Publié le 15/12/2014
Auteur(s) - Autrice(s) : Sabine Le Bayon
Pierre Madec
Christine Rifflart
Cet article, écrit par les économistes Sabine Le Bayon, Pierre Madec et Christine Rifflart et issu du Repères "L'économie française 2014", examine la politique du gouvernement dans le domaine du logement depuis l'élection de François Hollande, qui vise à améliorer la situation des ménages sur l'ensemble des segments du marché du logement. Après avoir exposé la situation du logement en France (prix, mobilité, taux d'effort...), les auteurs étudient les mesures prises et leurs effets potentiels sur les différents marchés (locatif, accès à la propriété).

Depuis son élection, François Hollande a fait de la question du logement l'une de ses priorités. Mise en place d'observatoires des loyers, encadrement des loyers, augmentation des aides au logement, dispositif d'investissement locatif Duflot, baisse de la TVA sur la construction sociale, ajustement du prêt à taux zéro, sont autant de mesures d'ores et déjà actées par le gouvernement et qui visent à améliorer la situation des ménages sur l'ensemble des segments du marché du logement. Une fois exposée la situation du logement en France (prix, mobilité, taux d'effort…), nous étudierons les mesures prises et leurs effets potentiels sur les différents marchés (locations privée et sociale, accession à la propriété).

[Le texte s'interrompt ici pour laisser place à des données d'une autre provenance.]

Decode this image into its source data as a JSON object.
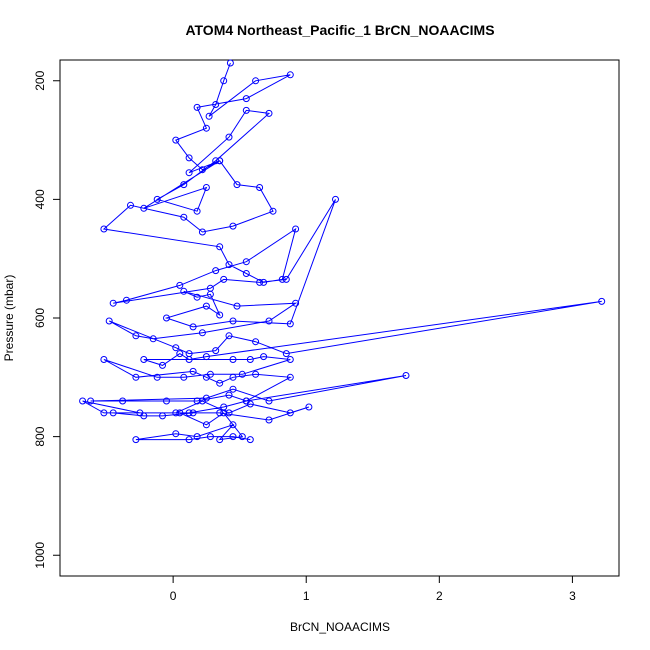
{
  "chart_data": {
    "type": "line",
    "title": "ATOM4 Northeast_Pacific_1 BrCN_NOAACIMS",
    "xlabel": "BrCN_NOAACIMS",
    "ylabel": "Pressure (mbar)",
    "xlim": [
      -0.85,
      3.35
    ],
    "ylim": [
      1035,
      165
    ],
    "y_reversed": true,
    "x_ticks": [
      0,
      1,
      2,
      3
    ],
    "x_tick_labels": [
      "0",
      "1",
      "2",
      "3"
    ],
    "y_ticks": [
      200,
      400,
      600,
      800,
      1000
    ],
    "y_tick_labels": [
      "200",
      "400",
      "600",
      "800",
      "1000"
    ],
    "grid": false,
    "legend": "none",
    "series_color": "#0000ff",
    "marker": "open-circle",
    "series": [
      {
        "x": [
          0.43,
          0.38,
          0.32,
          0.27,
          0.62,
          0.88,
          0.55,
          0.18,
          0.25,
          0.02,
          0.12,
          0.22,
          0.35,
          0.12,
          0.42,
          0.55,
          0.72,
          0.32,
          0.08,
          -0.12,
          0.18,
          0.25,
          -0.22,
          0.35,
          0.48,
          0.65,
          0.75,
          0.45,
          0.22,
          0.08,
          -0.32,
          -0.52,
          0.35,
          0.42,
          0.55,
          0.68,
          0.82,
          0.92,
          0.55,
          0.32,
          0.05,
          -0.35,
          -0.45,
          0.28,
          0.38,
          0.65,
          0.85,
          1.22,
          0.88,
          0.45,
          0.15,
          -0.05,
          0.25,
          0.35,
          0.28,
          0.18,
          0.08,
          0.48,
          0.92,
          0.72,
          0.22,
          -0.15,
          -0.28,
          -0.48,
          0.02,
          0.12,
          0.32,
          0.42,
          0.62,
          0.85,
          3.22,
          0.25,
          0.12,
          0.05,
          -0.08,
          -0.22,
          0.45,
          0.58,
          0.68,
          0.88,
          0.52,
          0.28,
          0.08,
          -0.12,
          -0.52,
          -0.28,
          0.15,
          0.25,
          0.35,
          0.45,
          0.62,
          0.88,
          0.55,
          0.42,
          0.18,
          -0.05,
          -0.38,
          -0.62,
          0.25,
          0.45,
          0.72,
          1.75,
          0.55,
          0.38,
          0.12,
          -0.25,
          -0.68,
          -0.52,
          0.02,
          0.22,
          0.42,
          0.58,
          0.88,
          1.02,
          0.72,
          0.35,
          0.15,
          -0.08,
          -0.22,
          -0.45,
          0.05,
          0.25,
          0.38,
          0.52,
          0.35,
          0.45,
          0.18,
          0.02,
          -0.28,
          0.12,
          0.28,
          0.45,
          0.58
        ],
        "y": [
          170,
          200,
          240,
          260,
          200,
          190,
          230,
          245,
          280,
          300,
          330,
          350,
          335,
          355,
          295,
          250,
          255,
          335,
          375,
          400,
          420,
          380,
          415,
          335,
          375,
          380,
          420,
          445,
          455,
          430,
          410,
          450,
          480,
          510,
          525,
          540,
          535,
          450,
          505,
          520,
          545,
          570,
          575,
          550,
          535,
          540,
          535,
          400,
          610,
          605,
          615,
          600,
          580,
          595,
          560,
          565,
          555,
          580,
          575,
          605,
          625,
          635,
          630,
          605,
          650,
          660,
          655,
          630,
          640,
          660,
          572,
          665,
          670,
          660,
          680,
          670,
          670,
          670,
          665,
          670,
          695,
          695,
          700,
          700,
          670,
          700,
          690,
          700,
          710,
          700,
          695,
          700,
          740,
          730,
          740,
          740,
          740,
          740,
          735,
          720,
          740,
          697,
          740,
          750,
          760,
          760,
          740,
          760,
          760,
          740,
          760,
          745,
          760,
          750,
          772,
          760,
          760,
          765,
          765,
          760,
          760,
          780,
          760,
          800,
          805,
          780,
          800,
          795,
          805,
          805,
          800,
          800,
          805
        ]
      }
    ]
  }
}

Des marchés bloqués par la hausse des prix

Des taux d'effort disparates et une faible mobilité des occupants...

Que ce soit à l'achat ou à la location, dans le secteur privé ou social, le marché du logement est touché par une pénurie de l'offre qui a pour conséquences directes une flambée des prix et une augmentation massive de la part des dépenses de logement dans le revenu des ménages (i.e. leur taux d'effort). Depuis le début des années 2000, les prix de l'immobilier ont connu des augmentations avoisinant 160% dans les zones les plus tendues. Les loyers y ont crû de près de 60%. Pour les accédants à la propriété, le renchérissement des prix à l'acquisition a renforcé les inégalités [Le Bayon, Levasseur et Madec, 2013]. Entre 2006 et 2010, 9% des ménages du premier quartile ont acquis leur résidence principale, en primo ou en secundo-accession. Cette proportion s'élevait à 15% pour la période 2000-2004. La hausse des prix a modifié profondément les conditions de solvabilité des ménages (allongement de la durée d'emprunt, ajustement des surfaces achetées et éloignement des centres-villes, impact croissant des transferts intergénérationnels...), et ce malgré l'importante baisse des taux d'intérêt sur la période. Cette situation a aussi créé, au niveau géographique, d'importantes disparités au sein du parc locatif privé. À surface équivalente, un ménage a un taux d'effort 23% supérieur s'il loue dans la région parisienne que s'il loue au sein d'une unité urbaine de moins de 200.000 habitants [Pirus, 2011]. De même, de profondes inégalités se sont creusées entre statuts d'occupation. En 2010, quand le taux d'effort médian net des ménages atteignait 20% dans le parc locatif social, il était de 27% dans le parc locatif privé et sur le marché de l'accession à la propriété. Au sein des 25% des ménages les plus pauvres, quand les locataires du parc privé subissaient un taux d'effort médian net de 33,6%, en hausse de 2 points par rapport à 2008, les locataires du parc social enregistraient un taux d'effort de 20,2%, soit plus d'un tiers inférieur, et en recul de 1,3 point sur la période [Arnault et Crusson, 2012]. Ces taux d'effort élevés sont pour une partie de la population autant de freins à la mobilité résidentielle, élément pourtant essentiel de la politique non seulement du logement, mais aussi de l'emploi. Enfin, au sein du parc social qui héberge près d'un ménage sur cinq, la situation est là aussi crispée. En 2011, seul 1 logement sur 10 faisait l'objet d'un emménagement (7% en île-de-France).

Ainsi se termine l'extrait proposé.